Naturally, freedom cannot exist within a culture that accepts and frequently even celebrates the initiation of force'the ultimate contradiction of freedom'as a moral absolute. The U.S. state has conditioned millions of Americans to believe otherwise in order to justify its own aggressions and predations. According to the state, force and coercion can be allowed so long as its supposedly enlightened technocrats are the only people initiating it. This is a tension that is cannibalizing the American people, both materially and spiritually. But why do so many seem to accept this ideology so uncritically, and see aggression as a legitimate means to achieve ends?

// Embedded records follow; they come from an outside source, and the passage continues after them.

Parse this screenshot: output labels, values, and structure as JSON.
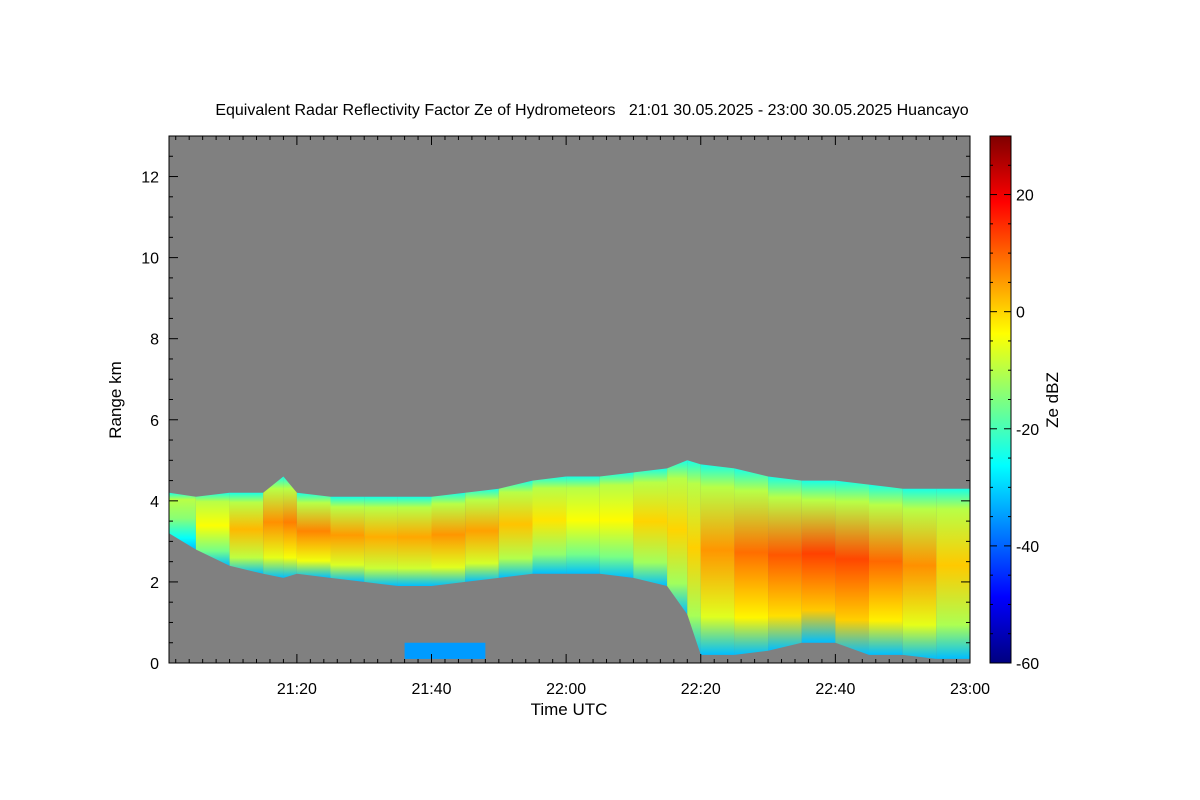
{
  "chart_data": {
    "type": "heatmap",
    "title": "Equivalent Radar Reflectivity Factor Ze of Hydrometeors   21:01 30.05.2025 - 23:00 30.05.2025 Huancayo",
    "xlabel": "Time UTC",
    "ylabel": "Range km",
    "xlim": [
      "21:01",
      "23:00"
    ],
    "ylim": [
      0,
      13
    ],
    "x_ticks": [
      "21:20",
      "21:40",
      "22:00",
      "22:20",
      "22:40",
      "23:00"
    ],
    "y_ticks": [
      0,
      2,
      4,
      6,
      8,
      10,
      12
    ],
    "no_data_color": "#808080",
    "colorbar": {
      "label": "Ze dBZ",
      "range": [
        -60,
        30
      ],
      "ticks": [
        -60,
        -40,
        -20,
        0,
        20
      ],
      "colormap": "jet",
      "stops": [
        "#00007f",
        "#0000ff",
        "#007fff",
        "#00ffff",
        "#7fff7f",
        "#ffff00",
        "#ff7f00",
        "#ff0000",
        "#7f0000"
      ]
    },
    "cloud_layer": {
      "time": [
        "21:01",
        "21:05",
        "21:10",
        "21:15",
        "21:18",
        "21:20",
        "21:25",
        "21:30",
        "21:35",
        "21:40",
        "21:45",
        "21:50",
        "21:55",
        "22:00",
        "22:05",
        "22:10",
        "22:15",
        "22:18",
        "22:20",
        "22:25",
        "22:30",
        "22:35",
        "22:40",
        "22:45",
        "22:50",
        "22:55",
        "23:00"
      ],
      "top_km": [
        4.2,
        4.1,
        4.2,
        4.2,
        4.6,
        4.2,
        4.1,
        4.1,
        4.1,
        4.1,
        4.2,
        4.3,
        4.5,
        4.6,
        4.6,
        4.7,
        4.8,
        5.0,
        4.9,
        4.8,
        4.6,
        4.5,
        4.5,
        4.4,
        4.3,
        4.3,
        4.3
      ],
      "base_km": [
        3.2,
        2.8,
        2.4,
        2.2,
        2.1,
        2.2,
        2.1,
        2.0,
        1.9,
        1.9,
        2.0,
        2.1,
        2.2,
        2.2,
        2.2,
        2.1,
        1.9,
        1.2,
        0.2,
        0.2,
        0.3,
        0.5,
        0.5,
        0.2,
        0.2,
        0.1,
        0.1
      ],
      "peak_dbz": [
        -20,
        -8,
        0,
        5,
        7,
        8,
        6,
        4,
        3,
        5,
        6,
        3,
        0,
        -3,
        -5,
        -2,
        2,
        -2,
        3,
        8,
        10,
        12,
        14,
        11,
        8,
        4,
        -2
      ]
    },
    "low_echoes": [
      {
        "time": [
          "21:36",
          "21:48"
        ],
        "range_km": [
          0.1,
          0.5
        ],
        "dbz": -35
      }
    ]
  }
}
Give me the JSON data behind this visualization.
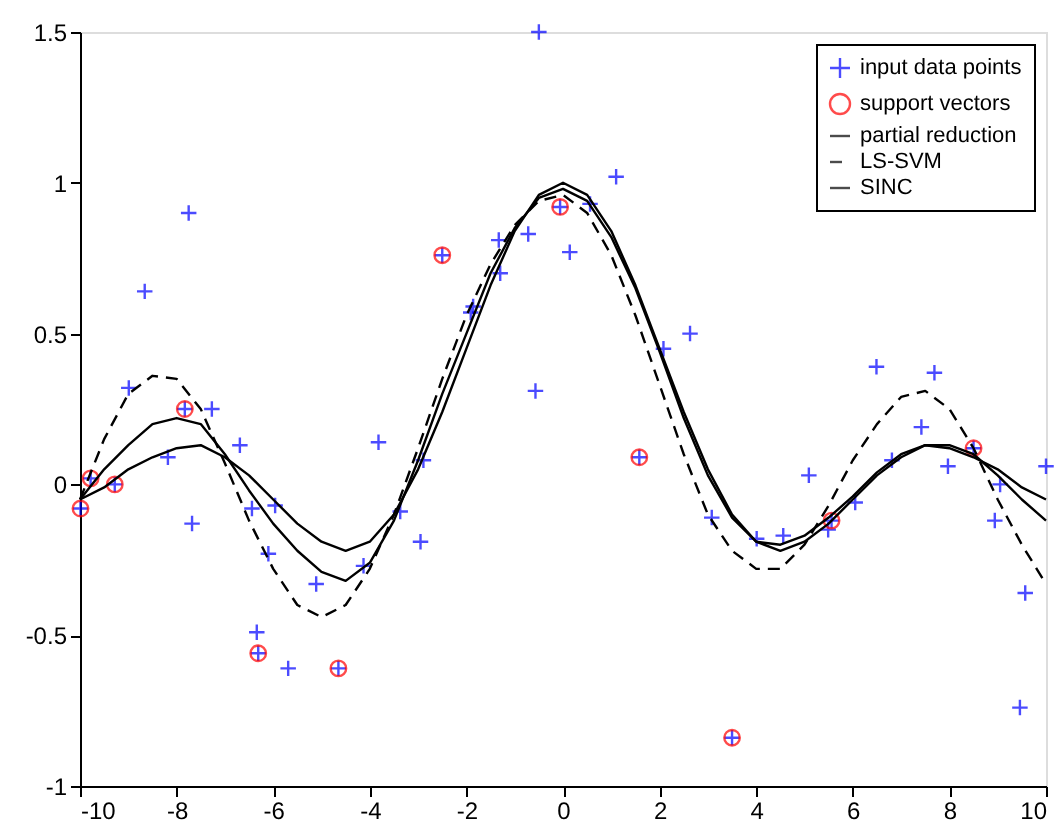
{
  "chart_data": {
    "type": "line",
    "xlim": [
      -10,
      10
    ],
    "xticks": [
      -10,
      -8,
      -6,
      -4,
      -2,
      0,
      2,
      4,
      6,
      8,
      10
    ],
    "ylim": [
      -1,
      1.5
    ],
    "yticks": [
      -1,
      -0.5,
      0,
      0.5,
      1,
      1.5
    ],
    "grid": false,
    "legend": "top right",
    "series": [
      {
        "name": "input data points",
        "type": "scatter",
        "marker": "cross",
        "color": "#0000ff",
        "x": [
          -9.99,
          -9.78,
          -9.28,
          -8.99,
          -8.66,
          -8.18,
          -7.83,
          -7.75,
          -7.68,
          -7.27,
          -6.69,
          -6.44,
          -6.34,
          -6.31,
          -6.1,
          -5.96,
          -5.69,
          -5.11,
          -4.65,
          -4.13,
          -3.82,
          -3.37,
          -2.95,
          -2.89,
          -2.5,
          -1.91,
          -1.86,
          -1.33,
          -1.3,
          -0.72,
          -0.57,
          -0.5,
          -0.06,
          0.14,
          0.56,
          1.1,
          1.58,
          2.08,
          2.63,
          3.08,
          3.5,
          4.01,
          4.56,
          5.09,
          5.49,
          5.56,
          6.05,
          6.49,
          6.81,
          7.42,
          7.69,
          7.97,
          8.5,
          8.94,
          9.05,
          9.46,
          9.57,
          10.0
        ],
        "values": [
          -0.08,
          0.02,
          0.0,
          0.32,
          0.64,
          0.09,
          0.25,
          0.9,
          -0.13,
          0.25,
          0.13,
          -0.08,
          -0.49,
          -0.56,
          -0.23,
          -0.07,
          -0.61,
          -0.33,
          -0.61,
          -0.27,
          0.14,
          -0.09,
          -0.19,
          0.08,
          0.76,
          0.57,
          0.59,
          0.81,
          0.7,
          0.83,
          0.31,
          1.5,
          0.92,
          0.77,
          0.93,
          1.02,
          0.09,
          0.45,
          0.5,
          -0.11,
          -0.84,
          -0.18,
          -0.17,
          0.03,
          -0.15,
          -0.12,
          -0.06,
          0.39,
          0.08,
          0.19,
          0.37,
          0.06,
          0.12,
          -0.12,
          0.0,
          -0.74,
          -0.36,
          0.06
        ]
      },
      {
        "name": "support vectors",
        "type": "scatter",
        "marker": "circle",
        "color": "#ff0000",
        "x": [
          -9.99,
          -9.78,
          -9.28,
          -7.83,
          -6.31,
          -4.65,
          -2.5,
          -0.06,
          1.58,
          3.5,
          5.56,
          8.5
        ],
        "values": [
          -0.08,
          0.02,
          0.0,
          0.25,
          -0.56,
          -0.61,
          0.76,
          0.92,
          0.09,
          -0.84,
          -0.12,
          0.12
        ]
      },
      {
        "name": "partial reduction",
        "marker": "none",
        "line_style": "solid",
        "color": "#000000",
        "x": [
          -10,
          -9.5,
          -9,
          -8.5,
          -8,
          -7.5,
          -7,
          -6.5,
          -6,
          -5.5,
          -5,
          -4.5,
          -4,
          -3.5,
          -3,
          -2.5,
          -2,
          -1.5,
          -1,
          -0.5,
          0,
          0.5,
          1,
          1.5,
          2,
          2.5,
          3,
          3.5,
          4,
          4.5,
          5,
          5.5,
          6,
          6.5,
          7,
          7.5,
          8,
          8.5,
          9,
          9.5,
          10
        ],
        "values": [
          -0.05,
          0.05,
          0.13,
          0.2,
          0.22,
          0.2,
          0.1,
          -0.02,
          -0.13,
          -0.22,
          -0.29,
          -0.32,
          -0.26,
          -0.12,
          0.08,
          0.3,
          0.5,
          0.7,
          0.85,
          0.95,
          0.98,
          0.94,
          0.82,
          0.65,
          0.44,
          0.22,
          0.03,
          -0.11,
          -0.19,
          -0.2,
          -0.17,
          -0.11,
          -0.04,
          0.04,
          0.1,
          0.13,
          0.13,
          0.1,
          0.03,
          -0.05,
          -0.12
        ]
      },
      {
        "name": "LS-SVM",
        "marker": "none",
        "line_style": "dashed",
        "color": "#000000",
        "x": [
          -10,
          -9.5,
          -9,
          -8.5,
          -8,
          -7.5,
          -7,
          -6.5,
          -6,
          -5.5,
          -5,
          -4.5,
          -4,
          -3.5,
          -3,
          -2.5,
          -2,
          -1.5,
          -1,
          -0.5,
          0,
          0.5,
          1,
          1.5,
          2,
          2.5,
          3,
          3.5,
          4,
          4.5,
          5,
          5.5,
          6,
          6.5,
          7,
          7.5,
          8,
          8.5,
          9,
          9.5,
          10
        ],
        "values": [
          -0.05,
          0.15,
          0.3,
          0.36,
          0.35,
          0.25,
          0.07,
          -0.12,
          -0.28,
          -0.4,
          -0.44,
          -0.4,
          -0.28,
          -0.1,
          0.12,
          0.35,
          0.56,
          0.73,
          0.86,
          0.94,
          0.96,
          0.9,
          0.76,
          0.56,
          0.33,
          0.1,
          -0.1,
          -0.22,
          -0.28,
          -0.28,
          -0.2,
          -0.07,
          0.08,
          0.2,
          0.29,
          0.31,
          0.25,
          0.12,
          -0.05,
          -0.2,
          -0.33
        ]
      },
      {
        "name": "SINC",
        "marker": "none",
        "line_style": "solid",
        "color": "#000000",
        "x": [
          -10,
          -9.5,
          -9,
          -8.5,
          -8,
          -7.5,
          -7,
          -6.5,
          -6,
          -5.5,
          -5,
          -4.5,
          -4,
          -3.5,
          -3,
          -2.5,
          -2,
          -1.5,
          -1,
          -0.5,
          0,
          0.5,
          1,
          1.5,
          2,
          2.5,
          3,
          3.5,
          4,
          4.5,
          5,
          5.5,
          6,
          6.5,
          7,
          7.5,
          8,
          8.5,
          9,
          9.5,
          10
        ],
        "values": [
          -0.05,
          -0.01,
          0.05,
          0.09,
          0.12,
          0.13,
          0.09,
          0.03,
          -0.05,
          -0.13,
          -0.19,
          -0.22,
          -0.19,
          -0.1,
          0.05,
          0.24,
          0.45,
          0.66,
          0.84,
          0.96,
          1.0,
          0.96,
          0.84,
          0.66,
          0.45,
          0.24,
          0.05,
          -0.1,
          -0.19,
          -0.22,
          -0.19,
          -0.13,
          -0.05,
          0.03,
          0.09,
          0.13,
          0.12,
          0.09,
          0.05,
          -0.01,
          -0.05
        ]
      }
    ]
  }
}
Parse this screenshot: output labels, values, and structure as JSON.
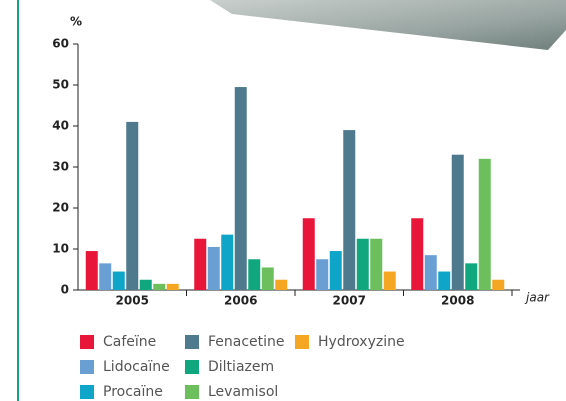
{
  "chart_data": {
    "type": "bar",
    "y_label": "%",
    "x_label": "jaar",
    "categories": [
      "2005",
      "2006",
      "2007",
      "2008"
    ],
    "series": [
      {
        "name": "Cafeïne",
        "color": "#e8173a",
        "values": [
          9.5,
          12.5,
          17.5,
          17.5
        ]
      },
      {
        "name": "Lidocaïne",
        "color": "#6a9fd4",
        "values": [
          6.5,
          10.5,
          7.5,
          8.5
        ]
      },
      {
        "name": "Procaïne",
        "color": "#0ea5c8",
        "values": [
          4.5,
          13.5,
          9.5,
          4.5
        ]
      },
      {
        "name": "Fenacetine",
        "color": "#4f7a8e",
        "values": [
          41,
          49.5,
          39,
          33
        ]
      },
      {
        "name": "Diltiazem",
        "color": "#10a77f",
        "values": [
          2.5,
          7.5,
          12.5,
          6.5
        ]
      },
      {
        "name": "Levamisol",
        "color": "#6dbf5d",
        "values": [
          1.5,
          5.5,
          12.5,
          32
        ]
      },
      {
        "name": "Hydroxyzine",
        "color": "#f5a623",
        "values": [
          1.5,
          2.5,
          4.5,
          2.5
        ]
      }
    ],
    "ylim": [
      0,
      60
    ],
    "yticks": [
      0,
      10,
      20,
      30,
      40,
      50,
      60
    ],
    "legend_rows": 3
  }
}
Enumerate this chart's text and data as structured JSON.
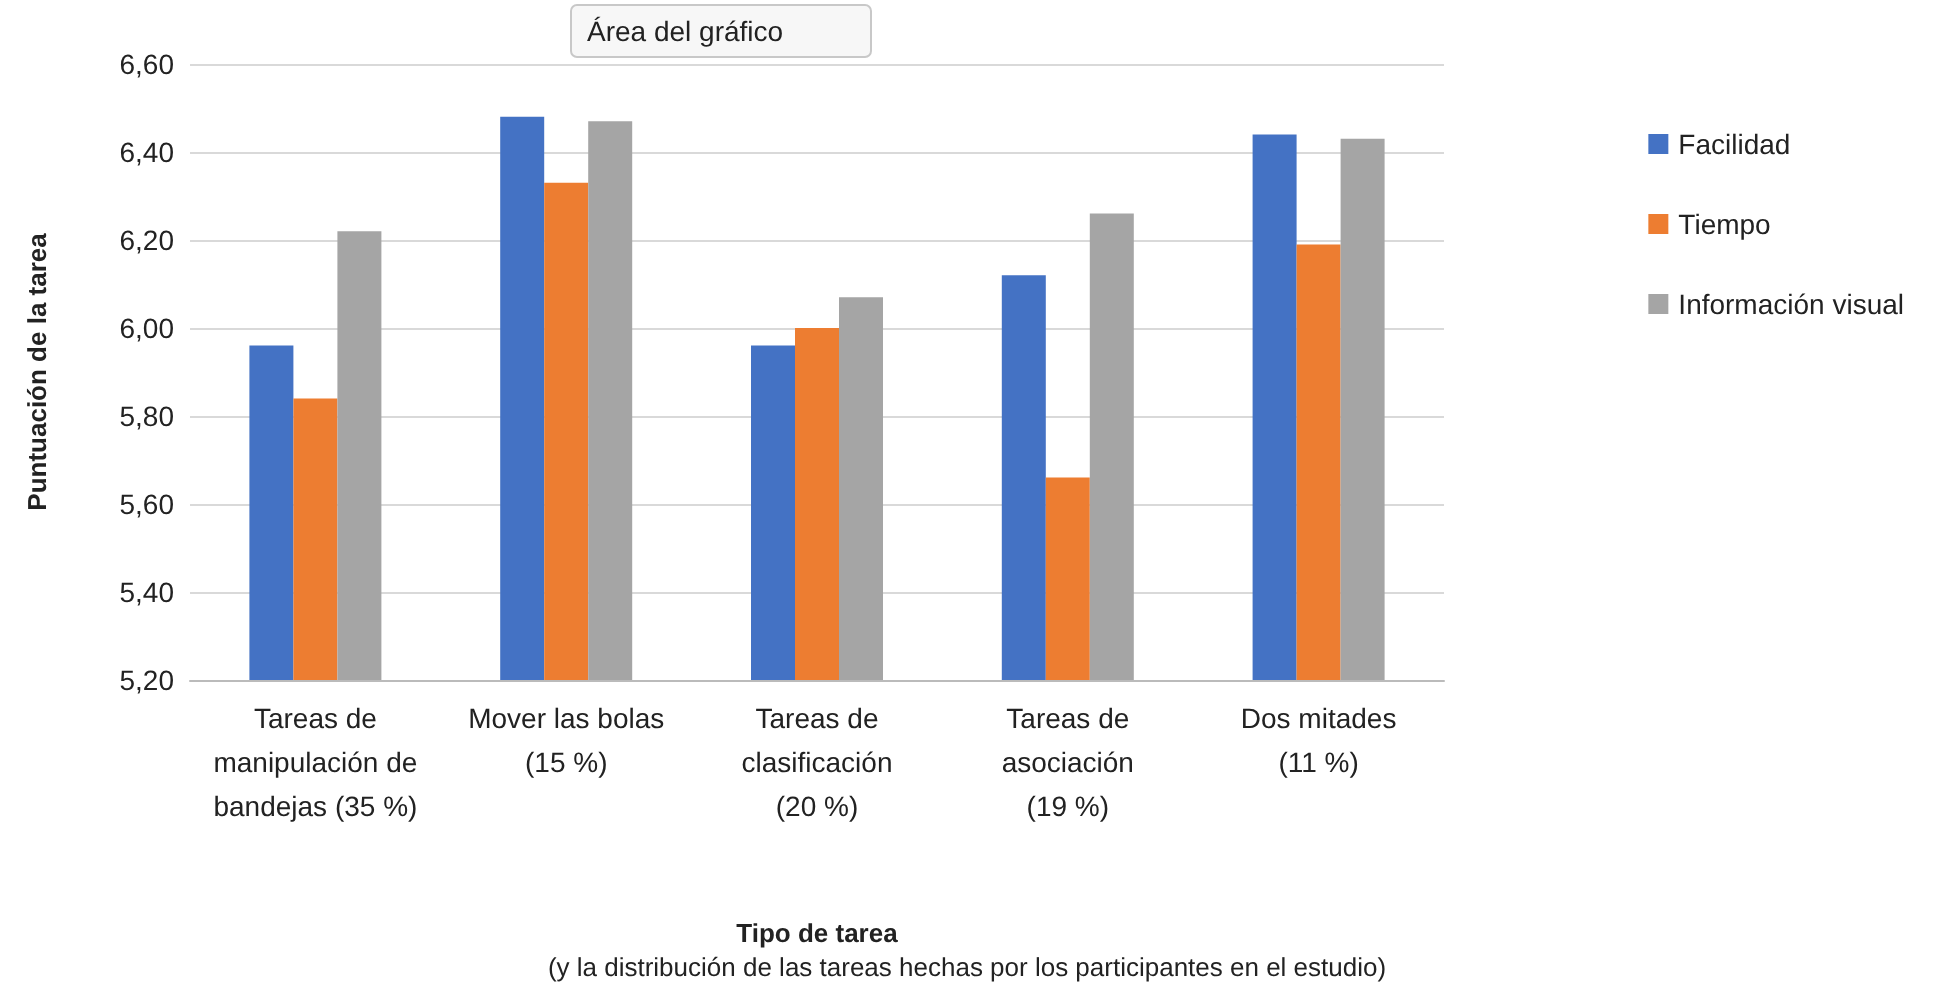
{
  "chart_data": {
    "type": "bar",
    "categories": [
      "Tareas de\nmanipulación de\nbandejas (35 %)",
      "Mover las bolas\n(15 %)",
      "Tareas de\nclasificación\n(20 %)",
      "Tareas de\nasociación\n(19 %)",
      "Dos mitades\n(11 %)"
    ],
    "series": [
      {
        "name": "Facilidad",
        "color": "#4472c4",
        "values": [
          5.96,
          6.48,
          5.96,
          6.12,
          6.44
        ]
      },
      {
        "name": "Tiempo",
        "color": "#ed7d31",
        "values": [
          5.84,
          6.33,
          6.0,
          5.66,
          6.19
        ]
      },
      {
        "name": "Información visual",
        "color": "#a5a5a5",
        "values": [
          6.22,
          6.47,
          6.07,
          6.26,
          6.43
        ]
      }
    ],
    "ylim": [
      5.2,
      6.6
    ],
    "yticks": [
      {
        "value": 5.2,
        "label": "5,20"
      },
      {
        "value": 5.4,
        "label": "5,40"
      },
      {
        "value": 5.6,
        "label": "5,60"
      },
      {
        "value": 5.8,
        "label": "5,80"
      },
      {
        "value": 6.0,
        "label": "6,00"
      },
      {
        "value": 6.2,
        "label": "6,20"
      },
      {
        "value": 6.4,
        "label": "6,40"
      },
      {
        "value": 6.6,
        "label": "6,60"
      }
    ],
    "ylabel": "Puntuación de la tarea",
    "xlabel": "Tipo de tarea",
    "annotations": [
      "Área del gráfico",
      "(y la distribución de las tareas hechas por los participantes en el estudio)"
    ],
    "grid": "y",
    "legend": "right"
  }
}
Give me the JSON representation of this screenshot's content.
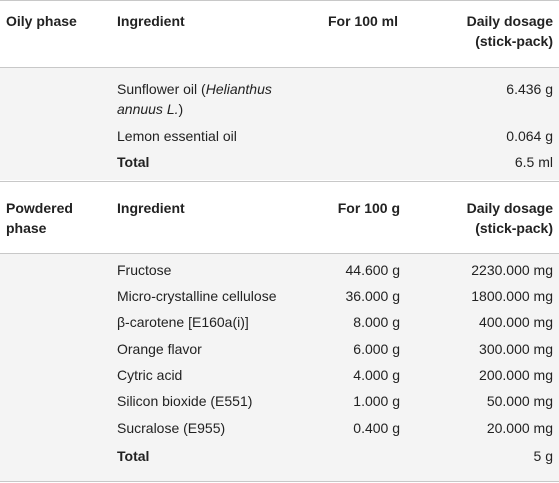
{
  "oily": {
    "phase_label": "Oily phase",
    "headers": {
      "ingredient": "Ingredient",
      "amount": "For 100 ml",
      "dosage_line1": "Daily dosage",
      "dosage_line2": "(stick-pack)"
    },
    "rows": [
      {
        "ingredient_line1_prefix": "Sunflower oil (",
        "ingredient_line1_italic": "Helianthus",
        "ingredient_line2_italic": "annuus L.",
        "ingredient_line2_suffix": ")",
        "amount": "",
        "dosage": "6.436 g"
      },
      {
        "ingredient": "Lemon essential oil",
        "amount": "",
        "dosage": "0.064 g"
      }
    ],
    "total": {
      "label": "Total",
      "dosage": "6.5 ml"
    }
  },
  "powdered": {
    "phase_label_line1": "Powdered",
    "phase_label_line2": "phase",
    "headers": {
      "ingredient": "Ingredient",
      "amount": "For 100 g",
      "dosage_line1": "Daily dosage",
      "dosage_line2": "(stick-pack)"
    },
    "rows": [
      {
        "ingredient": "Fructose",
        "amount": "44.600 g",
        "dosage": "2230.000 mg"
      },
      {
        "ingredient": "Micro-crystalline cellulose",
        "amount": "36.000 g",
        "dosage": "1800.000 mg"
      },
      {
        "ingredient": "β-carotene [E160a(i)]",
        "amount": "8.000 g",
        "dosage": "400.000 mg"
      },
      {
        "ingredient": "Orange flavor",
        "amount": "6.000 g",
        "dosage": "300.000 mg"
      },
      {
        "ingredient": "Cytric acid",
        "amount": "4.000 g",
        "dosage": "200.000 mg"
      },
      {
        "ingredient": "Silicon bioxide (E551)",
        "amount": "1.000 g",
        "dosage": "50.000 mg"
      },
      {
        "ingredient": "Sucralose (E955)",
        "amount": "0.400 g",
        "dosage": "20.000 mg"
      }
    ],
    "total": {
      "label": "Total",
      "dosage": "5 g"
    }
  }
}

The answer to this question is most likely as varied as the 300 million plus individuals who currently inhabit America . Many perhaps have so neglected constructing a sense of self--choosing instead to fill their lives responding to the stimuli of empty, short-term pleasures and moment-to-moment distractions--that they look to the state to do those things for them that they ought to be doing for themselves, but are far too insecure to even try. Others are probably so frightened by a big, complex and ever more rapidly changing world they cannot fathom that they believe only the state and its monopoly on force can protect all of us from unknown threats lurking in the darkness. Such rationalizations are essentially lazy shortcuts and ill substitutes for the real thinking required when contemplating issues of stability and security, but perhaps this is why so many choose ignorance: It seems easier in the short term. The long term consequences of lazy thinking, however, are frequently destructive.
Jefferson said that the price of liberty is eternal vigilance, and this will probably always be the case, state or no state. Whatever the philosophy behind it, the kind of rationalism that condones and promotes the initiation of force and coercion as a proper means to ends will most likely be something we will always have to be vigilant against, requiring us to be fully armed with clear reason and a life-affirming, liberty-defending philosophy.
It is the philosophy and ideas that dominate a culture that ultimately matter. Even if we are fortunate enough to see the state finally blow away in our lifetime, it is important to remember that it will always remain so.